Magnetic Spirals in Accretion Flows Originated from Misaligned Magnetic Field

TL;DR

This study investigates how misaligned magnetic fields influence accretion flows and disk formation in protostellar systems, revealing the roles of magnetic and gravitational torques and the formation of magnetized spiral structures.

Contribution

It provides a detailed analysis of the physics behind magnetic spirals in accretion flows, highlighting the roles of various torques and the impact of ambipolar diffusion.

Findings

Magnetic and gravitational torques significantly influence angular momentum transfer.

Magnetized inflow spirals form aligned with magnetic fields.

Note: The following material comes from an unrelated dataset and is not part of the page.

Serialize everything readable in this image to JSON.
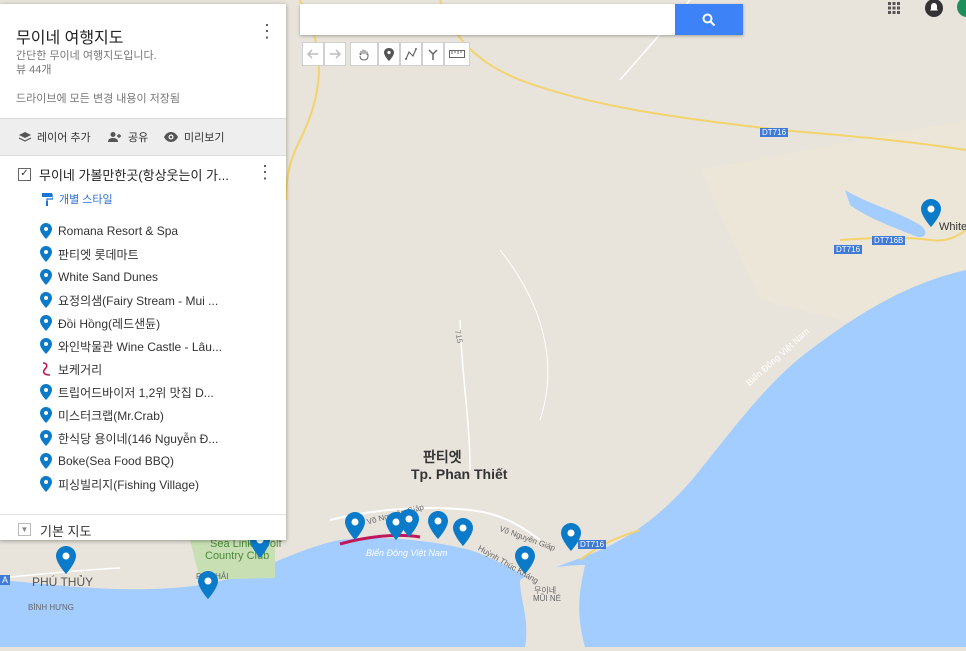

Ambipolar diffusion has limited impact on large-scale morphology.

Abstract

Misalignment between rotation and magnetic field has been suggested to be one type of physical mechanisms which can easen the effects of magnetic braking during collapse of cloud cores leading to formation of protostellar disks. However, its essential factors are poorly understood. Therefore, we perform a more detailed analysis of the physics involved. We analyze existing simulation data to measure the system torques, mass accretion rates and Toomre Q parameters. We also examine the presence of shocks in the system. While advective torques are generally the strongest, we find that magnetic and gravitational torques can play substantial roles in how angular momentum is transferred during the disk formation process. Magnetic torques can shape the accretion flows, creating two-armed magnetized inflow spirals aligned with the magnetic field. We find evidence of an accretion shock that is aligned according to the spiral structure of the system. Inclusion of ambipolar diffusion as explored in this work has shown a slight influence in the small scale structures but not in the main morphology. We discuss potential candidate systems where some of these phenomena could be present.